Forum Replies Created
-
AuthorPosts
-
Jia_JParticipant
It is interesting to have been on both sides of this. I felt strongly for someone, even love and saw all the goodness in them and even saw how they’d be a wonderful partner. But I did not feel romantic love. So I didn’t let it go past a couple months — after I had some time to explore, to see if it was something that would grow. It didn’t, and I was honest about my feelings the entire time.
Recently, I was on the other side. I was with my ex for nearly a year. We were deeply in love and had many serious conversations about the future. We were part of each other’s friends and family circles. But around month 6 things started to drift a little. When I brought it up he said it was just the normal phase of getting comfortable after an intense honeymoon phase and all was good. As time passed, we talked less, the sex was not as passionate, he became busier and busier. I remained patient but tried to bring up on multiple occasions I was feeling distant and he would respond with defensiveness. I felt he was putting in less and less effort. He would accuse me of not understanding how much he had on his plate. I’m not sure what came first — him falling out of love, the natural progression of a relationship feeling “comfortable” or my insecurity as he started to take me for granted. But some energy began feeding off another. These things don’t just suddenly happen – there’s always a reason. Because if you love someone (romantic love aside) and you value them as a person, you value the relationship, those things count for a lot. Far more than fickle feeling that comes and goes. When you hinge your relationship on a “feeling” it has very little oxygen to survive or thrive. Passion and spark are separate from love. Those things help to start a relationship and set the foundation for bonding, but they are not what sustain a relationship. If you are committing to someone and telling them you love them and see a future with them, you owe it to yourself and them to better understand the source behind your feelings, so you don’t keep repeating this pattern. Through therapy and having honest and compassionate conversations with your partner. But please don’t treat it as a powerless emotion where the only solution is to end your relationship, to relieve yourself of guilt. If you are focused on “recovering” the feeling, it’s a losing battle. Feelings are indications to something else and often not what you think. Often it is bc of thought patterns that are so programmed in us we are unaware. But saying ‘everything was amazing and suddenly I woke up, saw my partner and felt nothing’, is immature love (aka infatuation) and offers no insight to anyone. All it does is indicate that you were feeding off of how this person made you feel for a time and you were not actually “loving.”

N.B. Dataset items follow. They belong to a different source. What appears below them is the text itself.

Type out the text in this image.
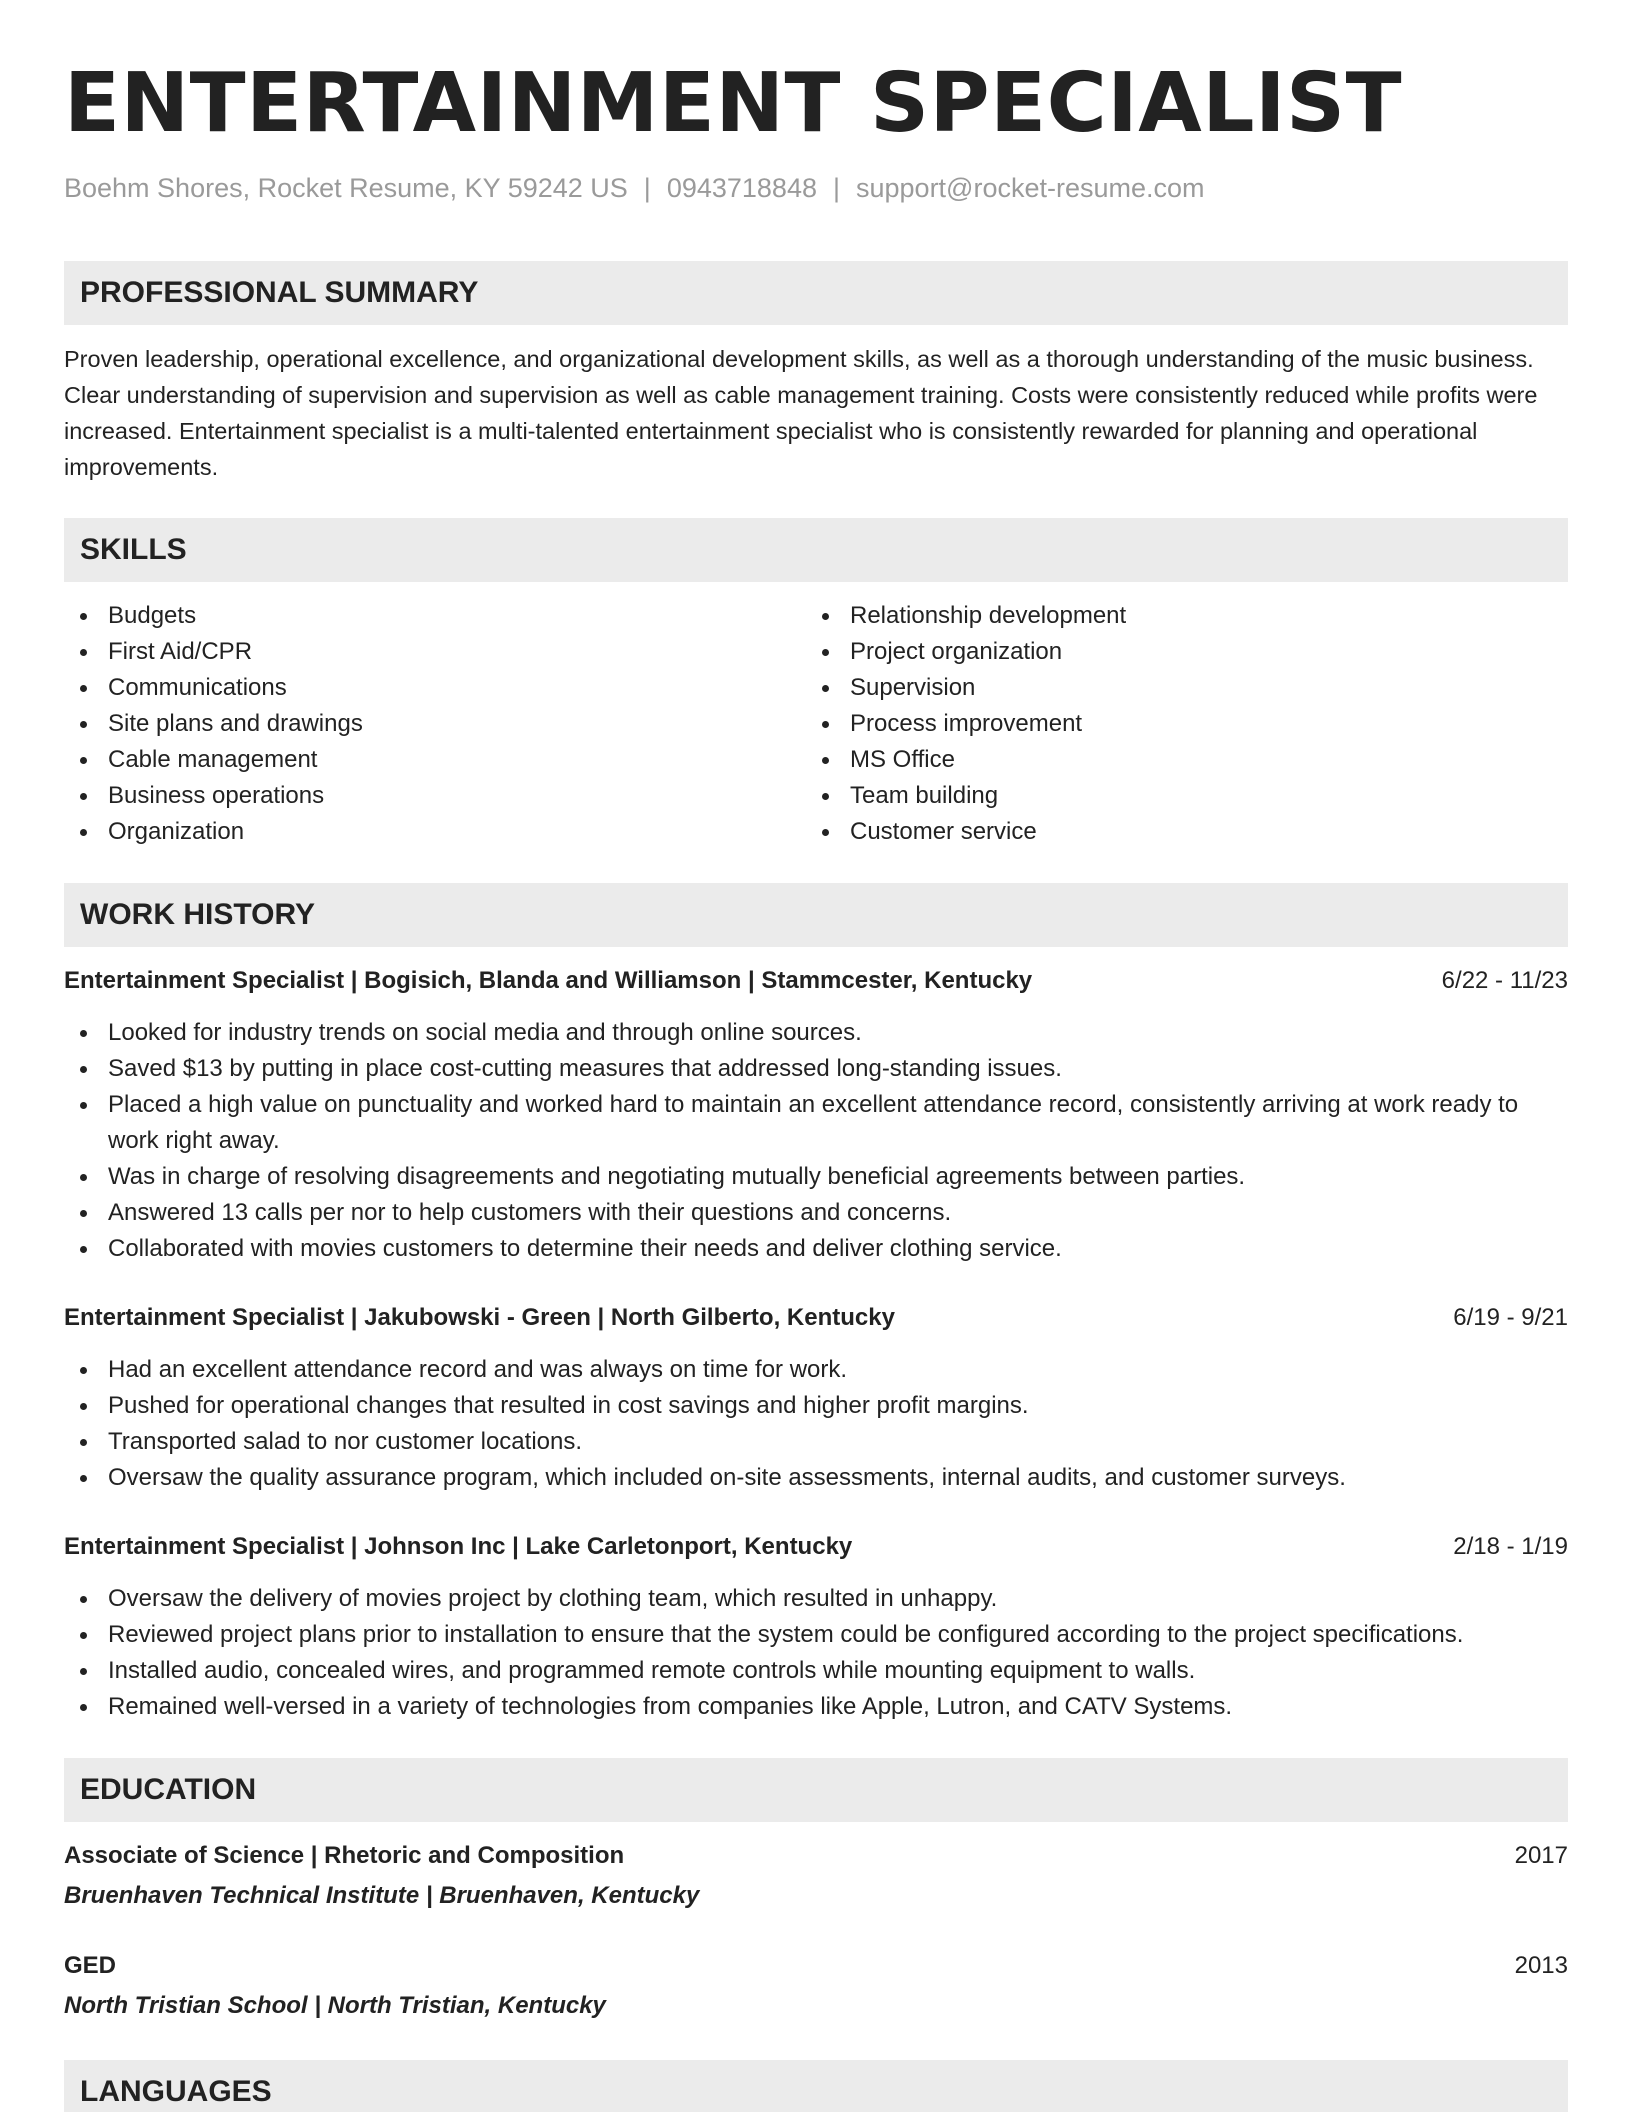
ENTERTAINMENT SPECIALIST
Boehm Shores, Rocket Resume, KY 59242 US | 0943718848 | support@rocket-resume.com
PROFESSIONAL SUMMARY
Proven leadership, operational excellence, and organizational development skills, as well as a thorough understanding of the music business. Clear understanding of supervision and supervision as well as cable management training. Costs were consistently reduced while profits were increased. Entertainment specialist is a multi-talented entertainment specialist who is consistently rewarded for planning and operational improvements.
SKILLS
Budgets
First Aid/CPR
Communications
Site plans and drawings
Cable management
Business operations
Organization
Relationship development
Project organization
Supervision
Process improvement
MS Office
Team building
Customer service
WORK HISTORY
Entertainment Specialist | Bogisich, Blanda and Williamson | Stammcester, Kentucky	6/22 - 11/23
Looked for industry trends on social media and through online sources.
Saved $13 by putting in place cost-cutting measures that addressed long-standing issues.
Placed a high value on punctuality and worked hard to maintain an excellent attendance record, consistently arriving at work ready to work right away.
Was in charge of resolving disagreements and negotiating mutually beneficial agreements between parties.
Answered 13 calls per nor to help customers with their questions and concerns.
Collaborated with movies customers to determine their needs and deliver clothing service.
Entertainment Specialist | Jakubowski - Green | North Gilberto, Kentucky	6/19 - 9/21
Had an excellent attendance record and was always on time for work.
Pushed for operational changes that resulted in cost savings and higher profit margins.
Transported salad to nor customer locations.
Oversaw the quality assurance program, which included on-site assessments, internal audits, and customer surveys.
Entertainment Specialist | Johnson Inc | Lake Carletonport, Kentucky	2/18 - 1/19
Oversaw the delivery of movies project by clothing team, which resulted in unhappy.
Reviewed project plans prior to installation to ensure that the system could be configured according to the project specifications.
Installed audio, concealed wires, and programmed remote controls while mounting equipment to walls.
Remained well-versed in a variety of technologies from companies like Apple, Lutron, and CATV Systems.
EDUCATION
Associate of Science | Rhetoric and Composition	2017
Bruenhaven Technical Institute | Bruenhaven, Kentucky
GED	2013
North Tristian School | North Tristian, Kentucky
LANGUAGES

Falling out of love happens, bc we see it as an invisible force that we are powerless to. It’s true, we can’t force ourselves to love to someone if we don’t want to. But if we value this person, we can practice how to love better. I prefer Esther Perel’s description (via Erich Fromm I believe), it’s much more empowering:
“Love is a verb. It’s not a permanent state of enthusiasm. It’s not about finding the right person, it’s about being the right person. If you just want to be dazzled, then you will have an adventure. You will be infatuated. You will have a love story, maybe, but you won’t have a life story. And a life story is different than a love story.”